A origem nordestina era um fator fundamental na constituição da identidade dessas mulheres. Hoje, como está isso? As mulheres ainda mantêm essa relação forte com as origens?
Isso permanece no sentido de que as artesãs da COOPA-ROCA não são pessoas que exclusivamente produzem em escala coisas criadas por terceiros. Elas também são parte do processo de construção dessas peças.

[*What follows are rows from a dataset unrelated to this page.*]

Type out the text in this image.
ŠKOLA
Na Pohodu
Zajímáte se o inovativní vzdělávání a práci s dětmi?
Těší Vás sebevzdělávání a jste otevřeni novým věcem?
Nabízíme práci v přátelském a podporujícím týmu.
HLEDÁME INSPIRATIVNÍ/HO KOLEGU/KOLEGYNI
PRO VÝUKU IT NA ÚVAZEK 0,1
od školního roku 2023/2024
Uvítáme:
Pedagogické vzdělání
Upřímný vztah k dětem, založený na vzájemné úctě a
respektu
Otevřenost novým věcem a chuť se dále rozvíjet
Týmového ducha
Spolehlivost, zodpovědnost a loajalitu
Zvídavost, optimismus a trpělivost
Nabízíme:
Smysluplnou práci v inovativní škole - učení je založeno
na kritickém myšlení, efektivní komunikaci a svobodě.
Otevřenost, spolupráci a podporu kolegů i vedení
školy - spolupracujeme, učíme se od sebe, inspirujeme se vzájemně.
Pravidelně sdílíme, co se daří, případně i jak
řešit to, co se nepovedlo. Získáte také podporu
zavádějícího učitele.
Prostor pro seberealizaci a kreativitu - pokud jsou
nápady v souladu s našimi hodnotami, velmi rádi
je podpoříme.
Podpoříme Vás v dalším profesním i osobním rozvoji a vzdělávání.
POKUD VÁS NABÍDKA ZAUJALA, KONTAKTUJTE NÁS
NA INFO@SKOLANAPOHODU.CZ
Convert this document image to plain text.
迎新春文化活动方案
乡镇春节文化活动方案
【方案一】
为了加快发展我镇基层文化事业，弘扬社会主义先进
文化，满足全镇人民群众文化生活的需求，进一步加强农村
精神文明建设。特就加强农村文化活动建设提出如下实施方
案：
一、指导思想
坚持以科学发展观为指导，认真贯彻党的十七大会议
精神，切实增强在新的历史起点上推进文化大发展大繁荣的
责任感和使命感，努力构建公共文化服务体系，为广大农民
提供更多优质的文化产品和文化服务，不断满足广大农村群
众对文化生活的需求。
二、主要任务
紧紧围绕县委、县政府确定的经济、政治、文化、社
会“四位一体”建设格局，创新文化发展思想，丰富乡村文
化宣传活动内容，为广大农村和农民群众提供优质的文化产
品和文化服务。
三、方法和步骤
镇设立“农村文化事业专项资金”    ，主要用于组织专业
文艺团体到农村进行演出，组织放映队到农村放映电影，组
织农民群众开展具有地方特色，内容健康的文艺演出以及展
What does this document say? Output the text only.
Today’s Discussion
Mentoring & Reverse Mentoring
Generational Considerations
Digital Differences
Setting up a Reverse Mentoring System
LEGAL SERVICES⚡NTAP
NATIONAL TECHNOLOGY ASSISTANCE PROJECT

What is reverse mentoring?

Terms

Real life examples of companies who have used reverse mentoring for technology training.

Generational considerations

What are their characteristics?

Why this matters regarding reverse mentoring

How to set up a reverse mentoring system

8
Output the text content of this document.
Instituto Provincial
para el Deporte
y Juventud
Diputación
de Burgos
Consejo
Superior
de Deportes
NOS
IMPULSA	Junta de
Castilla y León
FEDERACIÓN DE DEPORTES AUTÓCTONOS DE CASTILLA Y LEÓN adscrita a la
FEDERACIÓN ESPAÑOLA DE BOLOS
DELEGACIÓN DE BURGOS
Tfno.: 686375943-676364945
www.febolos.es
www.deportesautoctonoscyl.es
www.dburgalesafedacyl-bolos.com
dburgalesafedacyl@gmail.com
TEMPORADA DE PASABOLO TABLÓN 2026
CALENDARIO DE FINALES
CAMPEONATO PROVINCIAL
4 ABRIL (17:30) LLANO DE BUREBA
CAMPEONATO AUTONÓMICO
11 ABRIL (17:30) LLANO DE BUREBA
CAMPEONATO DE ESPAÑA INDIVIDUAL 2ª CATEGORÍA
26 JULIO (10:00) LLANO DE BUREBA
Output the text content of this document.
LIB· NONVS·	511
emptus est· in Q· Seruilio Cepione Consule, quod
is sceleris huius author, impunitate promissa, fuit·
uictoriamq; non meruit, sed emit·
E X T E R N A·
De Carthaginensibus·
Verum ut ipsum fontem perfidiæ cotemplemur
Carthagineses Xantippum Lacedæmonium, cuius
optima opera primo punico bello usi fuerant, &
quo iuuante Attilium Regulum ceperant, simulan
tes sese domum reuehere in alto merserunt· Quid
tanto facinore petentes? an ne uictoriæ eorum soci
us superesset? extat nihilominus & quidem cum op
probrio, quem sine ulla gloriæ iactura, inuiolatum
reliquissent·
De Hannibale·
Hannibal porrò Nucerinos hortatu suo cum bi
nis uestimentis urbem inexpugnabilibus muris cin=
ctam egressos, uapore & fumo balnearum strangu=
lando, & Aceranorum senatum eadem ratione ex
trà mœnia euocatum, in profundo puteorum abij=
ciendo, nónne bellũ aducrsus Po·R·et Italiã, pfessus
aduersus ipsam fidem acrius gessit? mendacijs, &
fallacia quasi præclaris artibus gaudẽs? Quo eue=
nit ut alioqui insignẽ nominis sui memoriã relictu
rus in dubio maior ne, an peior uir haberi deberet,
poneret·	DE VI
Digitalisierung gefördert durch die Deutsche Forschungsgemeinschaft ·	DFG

Nós trabalhamos as oficinas que eu chamo de “Toró de Palpite”, onde elas trazem referências e contribuições nas diferentes técnicas artesanais da COOPA-ROCA. A partir dessas referências que são dadas por elas é que eu entro para afinar a interseção entre as artesãs e os nossos “parceiros comerciais”. É essa ponte que busco construir o tempo todo, não excluindo e nem minimizando o papel da artesã nesse processo de construção, porque senão vamos virar uma fábrica. Não é essa a nossa proposta e nem a nossa missão.
Conte um pouco sobre o trabalho da COOPA-ROCA. Quando e como começou? Quando passou a ser uma cooperativa e como foi esse processo? O projeto já tem mais de vinte anos. Como ele evoluiu durante todo esse tempo?
Cheguei à Rocinha em 1981 e, em 1987, a COOPA-ROCA foi legalizada – Cooperativa de Trabalho Artesanal e de Costura da Rocinha Ltda. A missão da COOPA-ROCA é gerar oportunidades para as mulheres trabalharem em suas casas e, dessa forma, participarem do orçamento de suas famílias sem se ausentarem do cuidado dos filhos e das atividades domésticas. Desde o início, trabalhamos com retalhos porque era a única coisa que tínhamos: as sobras do corte industrial de confecções, além de uma vontade enorme de organizar e estruturar a produção para avançar, crescer, expandir resultados e impactos sociais. No ano 2000, com a exposição REtalhar, convidamos estilistas e designers a desenvolver produtos a partir das técnicas artesanais da COOPA-ROCA. Com este evento, surgiu o modelo que chamamos de “parcerias comerciais”. Foi muito importante construir este caminho para fortalecer a missão da cooperativa. Ao trabalhar com as “parcerias comerciais”, geramos produção em escala e, desta maneira, ampliamos o volume de trabalho para as mulheres e também o número de artesãs na cooperativa.
Eu já tinha percebido que, sozinhas, dificilmente geraríamos escala e, como não tínhamos recursos, também seria muito difícil desenvolver produtos com a qualidade necessária para se alcançar um mercado mais exigente. Então, considerando todos estes aspectos, foi importante criar as “parcerias comerciais” justamente para gerar produção em escala, envolver um número maior de artesãs, valorizar a produção e alcançar uma qualidade que conquistasse mercados exigentes.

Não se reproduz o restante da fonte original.